Разорвал обертку целиком; достал то, что скрывалось так тщательно; вновь и вновь рассматривал, листал. Три старинных, с инкрустацией и золотыми обрезами, тома на иностранном языке – по-моему, на латыни, хотя я мог и ошибиться. Я прикасался к обложкам – шершавая мягкая кожа отзывалась чуть слышным шепотом; я переворачивал страницы – и листы, плотные и тонкие, вступали разноголосым речитативом; я открывал книги и вновь закрывал – в глубине переплета рождался слабый свист, словно пытался вдохнуть туберкулезный больной.

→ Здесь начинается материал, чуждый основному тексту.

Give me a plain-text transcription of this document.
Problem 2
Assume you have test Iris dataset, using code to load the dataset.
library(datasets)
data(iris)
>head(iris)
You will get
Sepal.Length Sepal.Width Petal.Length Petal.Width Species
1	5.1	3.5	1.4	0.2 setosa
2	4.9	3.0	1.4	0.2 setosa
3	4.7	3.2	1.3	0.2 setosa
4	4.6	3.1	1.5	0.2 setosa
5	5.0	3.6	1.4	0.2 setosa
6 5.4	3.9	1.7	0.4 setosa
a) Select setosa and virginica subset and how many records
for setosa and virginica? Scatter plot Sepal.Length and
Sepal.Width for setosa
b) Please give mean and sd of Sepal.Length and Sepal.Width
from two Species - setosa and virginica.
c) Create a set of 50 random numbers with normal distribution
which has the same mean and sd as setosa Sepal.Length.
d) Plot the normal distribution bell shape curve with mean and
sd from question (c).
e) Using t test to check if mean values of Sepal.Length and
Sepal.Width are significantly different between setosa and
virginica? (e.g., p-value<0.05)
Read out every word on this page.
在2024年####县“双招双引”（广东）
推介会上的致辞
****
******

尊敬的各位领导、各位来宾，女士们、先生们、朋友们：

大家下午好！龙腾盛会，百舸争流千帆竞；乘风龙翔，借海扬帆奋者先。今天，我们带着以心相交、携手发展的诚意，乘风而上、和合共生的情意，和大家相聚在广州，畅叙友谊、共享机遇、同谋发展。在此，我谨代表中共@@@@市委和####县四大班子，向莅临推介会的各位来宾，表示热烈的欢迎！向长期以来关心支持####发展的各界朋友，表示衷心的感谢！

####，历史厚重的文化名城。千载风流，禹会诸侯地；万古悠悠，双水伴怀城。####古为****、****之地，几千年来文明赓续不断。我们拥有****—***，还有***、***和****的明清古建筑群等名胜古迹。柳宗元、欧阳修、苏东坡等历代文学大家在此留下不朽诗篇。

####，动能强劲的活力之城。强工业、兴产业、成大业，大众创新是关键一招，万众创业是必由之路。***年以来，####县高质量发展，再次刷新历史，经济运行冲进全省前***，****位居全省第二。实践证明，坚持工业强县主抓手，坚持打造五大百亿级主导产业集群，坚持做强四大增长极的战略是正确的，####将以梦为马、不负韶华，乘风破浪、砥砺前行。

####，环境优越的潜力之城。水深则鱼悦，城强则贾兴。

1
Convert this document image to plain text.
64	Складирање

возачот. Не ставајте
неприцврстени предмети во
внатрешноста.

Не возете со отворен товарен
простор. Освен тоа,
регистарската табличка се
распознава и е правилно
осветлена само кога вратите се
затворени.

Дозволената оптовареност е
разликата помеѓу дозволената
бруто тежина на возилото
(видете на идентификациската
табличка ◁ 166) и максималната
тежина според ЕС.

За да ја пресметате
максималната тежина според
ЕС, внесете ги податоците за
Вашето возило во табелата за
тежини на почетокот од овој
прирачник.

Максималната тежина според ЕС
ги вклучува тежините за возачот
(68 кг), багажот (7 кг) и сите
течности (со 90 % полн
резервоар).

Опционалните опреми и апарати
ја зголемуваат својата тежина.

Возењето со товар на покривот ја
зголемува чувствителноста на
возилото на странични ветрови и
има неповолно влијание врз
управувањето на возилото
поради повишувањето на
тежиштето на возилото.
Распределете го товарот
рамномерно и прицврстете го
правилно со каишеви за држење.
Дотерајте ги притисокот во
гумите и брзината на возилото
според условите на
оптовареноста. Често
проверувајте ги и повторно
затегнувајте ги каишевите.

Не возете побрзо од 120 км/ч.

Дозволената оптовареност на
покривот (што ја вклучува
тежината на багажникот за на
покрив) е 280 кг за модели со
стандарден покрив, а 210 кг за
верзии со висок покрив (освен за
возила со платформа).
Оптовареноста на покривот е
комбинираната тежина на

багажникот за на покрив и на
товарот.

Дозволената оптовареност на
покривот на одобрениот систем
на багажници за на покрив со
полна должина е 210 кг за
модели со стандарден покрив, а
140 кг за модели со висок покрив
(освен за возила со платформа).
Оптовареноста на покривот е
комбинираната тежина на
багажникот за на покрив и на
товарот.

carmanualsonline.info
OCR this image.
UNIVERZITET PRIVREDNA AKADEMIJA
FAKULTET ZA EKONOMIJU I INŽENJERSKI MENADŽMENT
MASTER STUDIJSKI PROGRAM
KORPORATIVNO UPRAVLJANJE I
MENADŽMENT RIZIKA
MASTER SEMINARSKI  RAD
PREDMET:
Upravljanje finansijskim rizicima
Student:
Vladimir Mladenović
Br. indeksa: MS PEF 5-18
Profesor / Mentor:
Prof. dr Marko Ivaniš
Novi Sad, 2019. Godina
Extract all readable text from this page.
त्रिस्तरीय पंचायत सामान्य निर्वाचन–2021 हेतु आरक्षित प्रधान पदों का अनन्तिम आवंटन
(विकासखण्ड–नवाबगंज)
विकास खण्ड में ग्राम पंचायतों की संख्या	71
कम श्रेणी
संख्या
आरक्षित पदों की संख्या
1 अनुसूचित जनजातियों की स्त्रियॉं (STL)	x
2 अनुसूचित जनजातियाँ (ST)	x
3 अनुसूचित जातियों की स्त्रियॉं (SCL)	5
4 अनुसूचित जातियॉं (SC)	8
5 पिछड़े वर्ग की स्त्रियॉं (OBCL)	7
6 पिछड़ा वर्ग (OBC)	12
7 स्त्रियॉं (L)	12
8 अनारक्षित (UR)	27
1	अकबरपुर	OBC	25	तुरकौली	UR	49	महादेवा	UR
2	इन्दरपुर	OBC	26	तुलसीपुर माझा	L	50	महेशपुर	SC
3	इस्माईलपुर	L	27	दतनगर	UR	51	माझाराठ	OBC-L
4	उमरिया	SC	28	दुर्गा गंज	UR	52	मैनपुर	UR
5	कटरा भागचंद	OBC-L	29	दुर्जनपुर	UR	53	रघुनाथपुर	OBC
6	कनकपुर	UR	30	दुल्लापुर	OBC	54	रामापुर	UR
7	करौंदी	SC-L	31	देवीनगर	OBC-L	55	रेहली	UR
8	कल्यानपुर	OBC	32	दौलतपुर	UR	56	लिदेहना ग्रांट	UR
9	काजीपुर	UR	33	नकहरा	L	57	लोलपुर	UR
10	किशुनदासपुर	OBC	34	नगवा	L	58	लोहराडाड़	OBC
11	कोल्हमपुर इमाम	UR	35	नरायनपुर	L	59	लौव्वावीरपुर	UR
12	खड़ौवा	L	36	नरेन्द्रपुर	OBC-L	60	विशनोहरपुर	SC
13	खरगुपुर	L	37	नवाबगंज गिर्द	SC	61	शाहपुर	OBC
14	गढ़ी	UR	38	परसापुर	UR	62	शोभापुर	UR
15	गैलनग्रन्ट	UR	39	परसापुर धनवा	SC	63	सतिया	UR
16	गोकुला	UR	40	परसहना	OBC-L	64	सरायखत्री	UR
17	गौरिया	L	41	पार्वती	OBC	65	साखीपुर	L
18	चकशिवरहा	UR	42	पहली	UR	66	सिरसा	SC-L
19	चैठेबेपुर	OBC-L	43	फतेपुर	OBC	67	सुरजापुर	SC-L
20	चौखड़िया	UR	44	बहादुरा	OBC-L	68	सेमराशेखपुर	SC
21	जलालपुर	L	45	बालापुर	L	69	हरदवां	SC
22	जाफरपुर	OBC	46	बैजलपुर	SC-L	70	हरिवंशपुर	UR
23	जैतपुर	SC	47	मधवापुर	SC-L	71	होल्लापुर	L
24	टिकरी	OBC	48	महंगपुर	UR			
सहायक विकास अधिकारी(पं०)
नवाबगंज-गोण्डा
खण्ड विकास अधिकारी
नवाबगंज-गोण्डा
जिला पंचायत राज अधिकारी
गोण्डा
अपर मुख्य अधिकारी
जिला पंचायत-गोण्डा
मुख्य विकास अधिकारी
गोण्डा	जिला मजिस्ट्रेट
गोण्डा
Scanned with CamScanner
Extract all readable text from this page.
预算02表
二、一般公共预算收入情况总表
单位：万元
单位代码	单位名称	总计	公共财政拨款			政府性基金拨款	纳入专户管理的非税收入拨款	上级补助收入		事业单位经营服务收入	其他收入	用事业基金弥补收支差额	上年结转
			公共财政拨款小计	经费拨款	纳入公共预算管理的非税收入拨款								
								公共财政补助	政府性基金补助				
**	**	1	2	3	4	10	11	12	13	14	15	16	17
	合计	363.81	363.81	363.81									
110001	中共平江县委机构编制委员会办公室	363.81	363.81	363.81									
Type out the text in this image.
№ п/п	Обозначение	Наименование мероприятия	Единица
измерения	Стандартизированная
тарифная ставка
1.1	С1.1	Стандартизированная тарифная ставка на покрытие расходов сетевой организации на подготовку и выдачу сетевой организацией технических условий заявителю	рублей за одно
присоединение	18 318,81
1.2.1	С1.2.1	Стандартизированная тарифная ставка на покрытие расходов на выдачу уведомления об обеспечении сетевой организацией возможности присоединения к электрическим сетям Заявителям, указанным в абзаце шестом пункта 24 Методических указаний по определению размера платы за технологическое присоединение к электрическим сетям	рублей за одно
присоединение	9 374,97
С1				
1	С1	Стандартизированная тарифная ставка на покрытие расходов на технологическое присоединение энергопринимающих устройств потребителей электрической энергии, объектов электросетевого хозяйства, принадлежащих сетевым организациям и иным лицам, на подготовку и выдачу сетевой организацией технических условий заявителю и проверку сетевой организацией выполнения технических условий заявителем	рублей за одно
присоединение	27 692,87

И вдруг – понял. Дошло. Книги – да. Непростые книги. Дорогие, видимо, очень старые, ценные. Библиотека Института марксизма-ленинизма. Судя по всему – еще один источник доходов господина Киприадиса… Досадно стало: ну не парадокс ли? Такой человек… Адекватный, умный вроде… Нормально зарабатывает. А заодно – получается – книжки приворовывает? Пожал плечами, выругался чуть слышно. Три ходки за мной – но примитивной кражей всегда брезговал. Так сказать, – работа, не требующая умственного труда. Тырить библиотечные томики?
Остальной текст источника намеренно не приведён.